Kerns-Smith said that months after those comments were made, the company said they didn’t remember those comments, but they did reiterate they could run any kind of petroleum products through the line.

“They advised my husband and I that this is a ‘public project for the public good,’” Kerns-Smith said. “They schooled us on the fact that there are no family values, there is no sentimental value – value is only in the dollars.”

“They told us they have a right to eminent domain but would rather ‘work with’ us,” Kerns-Smith said. “They advised us not to seek legal counsel because they would then not work with us.”

“They insisted that a gas line through our property will benefit us and increase our property value. They argued with us when we said otherwise. But they did come back and admit that I would never have gas in my home, that it would not be feasible and it would not be an option.”

“This is just a sample of my personal experience and why I am in protest of this case,” Kerns-Smith said. “I feel that the company was trying to sneak into our area and use questionably ethical tactics to take advantage of property owners – some who have preserved farmland –  their family farms – for generations. If I already in October 2016 do not trust the integrity of this company, I cannot trust the future aspects of the project either.”

“Mountaineer Gas made it very clear to me that if they are not on my property, then what they are doing is none of my business,” Kerns-Smith said. “Currently, they are not on my property. They didn’t use eminent domain to come through our property. They went around me. The land agent told me that they are a small company and they don’t have much money. They couldn’t afford to go around me. But they are currently going around me. I no longer get information about the pipeline from the company because it’s ‘none of my business.’”

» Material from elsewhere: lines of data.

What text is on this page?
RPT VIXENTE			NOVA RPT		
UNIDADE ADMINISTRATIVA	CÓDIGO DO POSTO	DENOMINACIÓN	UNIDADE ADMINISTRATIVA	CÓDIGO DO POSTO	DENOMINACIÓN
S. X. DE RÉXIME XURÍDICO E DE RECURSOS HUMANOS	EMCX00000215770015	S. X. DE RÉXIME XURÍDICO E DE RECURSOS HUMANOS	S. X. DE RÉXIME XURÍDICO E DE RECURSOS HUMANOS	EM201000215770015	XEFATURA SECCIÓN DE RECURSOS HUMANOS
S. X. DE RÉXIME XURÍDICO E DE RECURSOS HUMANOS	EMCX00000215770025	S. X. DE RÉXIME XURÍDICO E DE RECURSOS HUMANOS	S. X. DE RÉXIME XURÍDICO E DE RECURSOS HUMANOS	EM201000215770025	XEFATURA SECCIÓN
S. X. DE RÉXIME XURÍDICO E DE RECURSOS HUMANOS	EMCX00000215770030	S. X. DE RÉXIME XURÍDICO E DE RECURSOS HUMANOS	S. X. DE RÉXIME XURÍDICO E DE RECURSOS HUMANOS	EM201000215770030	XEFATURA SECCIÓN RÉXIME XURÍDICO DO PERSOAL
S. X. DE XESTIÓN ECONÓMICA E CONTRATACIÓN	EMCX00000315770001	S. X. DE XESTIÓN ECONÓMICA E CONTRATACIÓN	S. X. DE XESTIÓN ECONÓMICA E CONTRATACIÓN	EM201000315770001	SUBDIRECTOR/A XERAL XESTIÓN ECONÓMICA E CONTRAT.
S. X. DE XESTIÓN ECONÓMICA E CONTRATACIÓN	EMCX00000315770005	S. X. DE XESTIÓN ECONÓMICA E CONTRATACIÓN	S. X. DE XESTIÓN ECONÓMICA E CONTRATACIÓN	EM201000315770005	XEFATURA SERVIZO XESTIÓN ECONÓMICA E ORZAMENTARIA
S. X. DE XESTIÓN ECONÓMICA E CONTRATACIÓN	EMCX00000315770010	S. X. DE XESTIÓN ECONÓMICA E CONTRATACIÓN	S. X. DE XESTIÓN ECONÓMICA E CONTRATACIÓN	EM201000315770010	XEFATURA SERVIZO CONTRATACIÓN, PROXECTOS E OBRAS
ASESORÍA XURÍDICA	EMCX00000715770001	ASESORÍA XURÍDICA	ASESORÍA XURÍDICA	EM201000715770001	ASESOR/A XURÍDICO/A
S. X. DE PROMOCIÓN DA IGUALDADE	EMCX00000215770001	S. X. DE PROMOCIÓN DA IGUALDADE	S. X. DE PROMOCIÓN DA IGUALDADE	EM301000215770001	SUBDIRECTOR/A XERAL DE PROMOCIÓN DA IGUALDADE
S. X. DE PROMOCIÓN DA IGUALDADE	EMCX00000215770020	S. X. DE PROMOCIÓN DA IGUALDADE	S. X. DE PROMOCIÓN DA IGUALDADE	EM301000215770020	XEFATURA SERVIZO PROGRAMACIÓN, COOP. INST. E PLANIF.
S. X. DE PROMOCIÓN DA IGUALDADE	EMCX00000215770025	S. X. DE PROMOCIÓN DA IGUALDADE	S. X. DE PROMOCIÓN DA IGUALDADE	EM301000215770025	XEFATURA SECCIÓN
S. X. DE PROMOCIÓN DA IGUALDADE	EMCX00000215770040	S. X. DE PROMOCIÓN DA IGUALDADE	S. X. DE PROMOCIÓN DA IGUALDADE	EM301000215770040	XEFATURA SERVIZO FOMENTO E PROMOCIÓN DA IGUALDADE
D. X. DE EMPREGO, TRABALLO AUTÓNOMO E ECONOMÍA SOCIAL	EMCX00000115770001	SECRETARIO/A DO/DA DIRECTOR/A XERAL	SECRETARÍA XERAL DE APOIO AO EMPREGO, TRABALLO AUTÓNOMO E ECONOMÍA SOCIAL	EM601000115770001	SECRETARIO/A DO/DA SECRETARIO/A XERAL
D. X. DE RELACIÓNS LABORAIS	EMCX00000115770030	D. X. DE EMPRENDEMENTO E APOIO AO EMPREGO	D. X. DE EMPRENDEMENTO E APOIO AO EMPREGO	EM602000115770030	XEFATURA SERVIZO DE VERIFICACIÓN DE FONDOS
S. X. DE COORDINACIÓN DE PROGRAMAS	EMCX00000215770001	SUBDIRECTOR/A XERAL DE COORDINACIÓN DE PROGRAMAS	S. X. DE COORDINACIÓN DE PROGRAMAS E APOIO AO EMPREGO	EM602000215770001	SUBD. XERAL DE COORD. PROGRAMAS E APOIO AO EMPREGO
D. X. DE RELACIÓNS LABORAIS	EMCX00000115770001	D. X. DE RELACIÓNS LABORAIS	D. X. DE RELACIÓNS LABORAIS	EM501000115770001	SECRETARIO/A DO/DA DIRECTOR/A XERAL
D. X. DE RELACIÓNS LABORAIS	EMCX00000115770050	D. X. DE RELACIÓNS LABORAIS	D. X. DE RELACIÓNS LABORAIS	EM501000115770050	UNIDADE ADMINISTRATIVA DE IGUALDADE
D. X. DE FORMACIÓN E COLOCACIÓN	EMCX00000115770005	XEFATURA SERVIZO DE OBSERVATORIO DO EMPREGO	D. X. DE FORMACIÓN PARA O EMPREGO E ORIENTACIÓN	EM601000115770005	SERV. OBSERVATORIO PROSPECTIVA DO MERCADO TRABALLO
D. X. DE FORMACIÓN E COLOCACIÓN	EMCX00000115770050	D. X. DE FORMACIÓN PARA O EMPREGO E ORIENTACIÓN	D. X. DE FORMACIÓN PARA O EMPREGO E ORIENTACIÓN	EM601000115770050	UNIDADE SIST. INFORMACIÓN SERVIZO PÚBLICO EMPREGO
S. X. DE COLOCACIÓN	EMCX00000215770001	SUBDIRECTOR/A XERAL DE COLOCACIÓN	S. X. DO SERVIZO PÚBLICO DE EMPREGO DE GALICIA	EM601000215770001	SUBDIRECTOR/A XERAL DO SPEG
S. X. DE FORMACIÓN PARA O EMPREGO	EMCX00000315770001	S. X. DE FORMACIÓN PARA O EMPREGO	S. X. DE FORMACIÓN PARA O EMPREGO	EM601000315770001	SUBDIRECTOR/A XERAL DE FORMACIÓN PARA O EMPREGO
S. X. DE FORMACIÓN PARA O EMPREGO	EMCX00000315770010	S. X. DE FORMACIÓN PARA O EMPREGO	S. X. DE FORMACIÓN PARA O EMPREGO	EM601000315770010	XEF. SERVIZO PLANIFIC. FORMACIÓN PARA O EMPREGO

Kerns-Smith said that the company did not disclose that they had additional ground on our property mapped for “ATWS.”

“The WS stands for ‘work site’ and that they planned to keep equipment and supplies in a large field on our property — no compensation for this was included on their offer,” Kerns-Smith said.

Walls, the Upper Potomac Riverkeeper, warned of the risks of TransCanada’s plans to dig a pipeline under the Potomac River just west of Hancock, Maryland and said that there is a growing regional and national movement to stop that project.

The TransCanada pipeline would feed fracked gas from Pennsylvania into the Mountaineer Gas pipeline that would cut through Morgan County. Walls called on the Commission to join in the regional movement against the pipeline.

David Lillard of West Virginia Rivers Coalition told the Commission that “pipeline construction has potential to have significant impacts on nearby water bodies due to failing sediment and erosion controls, inadvertent returns of drill mud when performing underground borings, and failure to contain accidental spills in karst terrain.”

“We hope you will consider these potential impacts and seek further information,” Lillard said. “Ask yourselves – if the famed Berkeley Springs are damaged, and the local economy damaged, will a modest fine imposed on a company bring you satisfaction?”